Третье лирическое отступление
Вы когда-нибудь видели, как мужики идут за вином? Нет, сейчас эта картина уже выглядит крайне размыто — исчез порыв, ушла битва. Достаточно протянуть руку с деньгами, и в нее вложат любую бутылку согласно вашим запросам и благосостоянию. Нет-нет, представьте себе какой-нибудь летний крымский городок — скажем, Гурзуф начала семидесятых. Утро, как правило, безлюдно — последние гуляки только-только расползлись из кустов, у пансионатов метут дорожки, пляжи еще пусты, первые пожилые пары и мамы с малышами занимают лежаки. Солнце поднимается выше, отчего море делается синей, подул ветерок, открывается «Блинная» на набережной, тетка, звеня ключами, отмыкает цистерну с надписью «Пиво», и рядом с ней тут же вырастает очередь с трехлитровыми банками, и вот — смотрите, мужики пошли за вином. О, эту походку, это выражение лиц не спутать ни с чем, и однажды увидев эту картину, запомнишь ее навсегда. Читается она только со стороны — если ты сам в рядах идущих, ты не увидишь ее красоты. Так пловец в открытом море не замечает течения. Идут по двое — по трое, собранно и энергично, хотя без суеты и с достоинством, и выражение лиц у них всегда вдохновенно-серьезное. Идут ПО ДЕЛУ. Дело не пустяковое, так как магазин в городке один, в лучшем случае два, одиннадцать пробьет через семь минут, а идти пятнадцать, и еще неизвестно, что там останется и что вообще завезли (впрочем, я несколько сгущаю краски — завозили обычно вволю.) А еще на их лицах — ответственность за тех, кто остался, не пошел в поход, но скинулся, и теперь только от идущих зависит, каким будет сегодняшний вечер и сколько радости он принесет.

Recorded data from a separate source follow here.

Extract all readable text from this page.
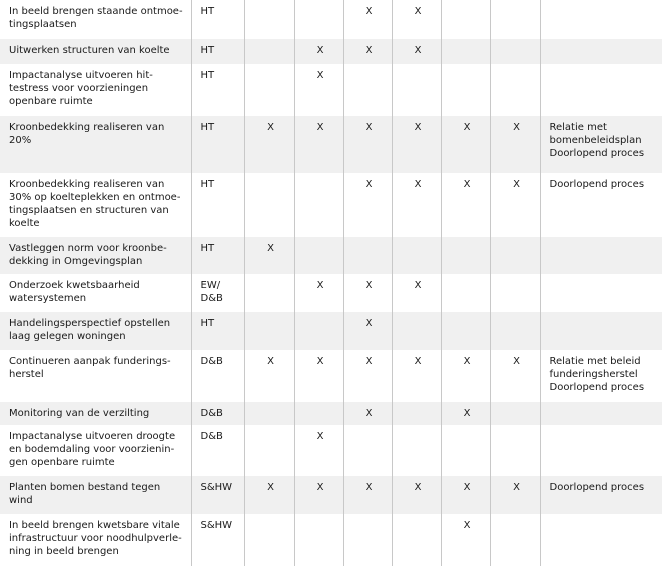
In beeld brengen staande ontmoe-tingsplaatsen	HT			X	X			
Uitwerken structuren van koelte	HT		X	X	X			
Impactanalyse uitvoeren hit-testress voor voorzieningen openbare ruimte	HT		X					
Kroonbedekking realiseren van 20%	HT	X	X	X	X	X	X	Relatie met bomenbeleidsplan Doorlopend proces
Kroonbedekking realiseren van 30% op koelteplekken en ontmoe-tingsplaatsen en structuren van koelte	HT			X	X	X	X	Doorlopend proces
Vastleggen norm voor kroonbe-dekking in Omgevingsplan	HT	X						
Onderzoek kwetsbaarheid watersystemen	EW/ D&B		X	X	X			
Handelingsperspectief opstellen laag gelegen woningen	HT			X				
Continueren aanpak funderings-herstel	D&B	X	X	X	X	X	X	Relatie met beleid funderingsherstel Doorlopend proces
Monitoring van de verzilting	D&B			X		X		
Impactanalyse uitvoeren droogte en bodemdaling voor voorzienin-gen openbare ruimte	D&B		X					
Planten bomen bestand tegen wind	S&HW	X	X	X	X	X	X	Doorlopend proces
In beeld brengen kwetsbare vitale infrastructuur voor noodhulpverle-ning in beeld brengen	S&HW					X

В одиннадцать уже невероятно жарко, из четырех стеклянных дверей в магазин открыта одна, туда поочередно впихиваются страждущие с деньгами в потных кулаках и выдавливаются совсем уже мокрые, в прилипших рубашках, но счастливые — с вином. Жара усугубляется тем, что по набережной бродит милиционер в полной боевой выкладке и удаляет за пределы своей видимости отдыхающих в шортах и майках («Граждане, вам тут не пляж! Это городская набережная!») Внутри магазина — ад. Если на улице просто очень жарко, то внутри температура приближается к температуре внутри доменной печи — о кондиционерах жители страны советов еще не слыхали. Плотное мокрое месиво, состоящее исключительно из мужчин средних лет, медленно ползет вдоль прилавка. Сначала увидеть, что там дают, потом догрести, доплыть до кассы, обменять деньги на чек из толстой серой бумаги, сохранить силы для главного рывка к прилавку, обменять чек на тяжелые некрасивые бутылки темного стекла, вырваться на волю, пробуравив напирающую снаружи толпу, ничего не разбить и не потерять сознания — это вам как? На такие дела посылали самых надежных.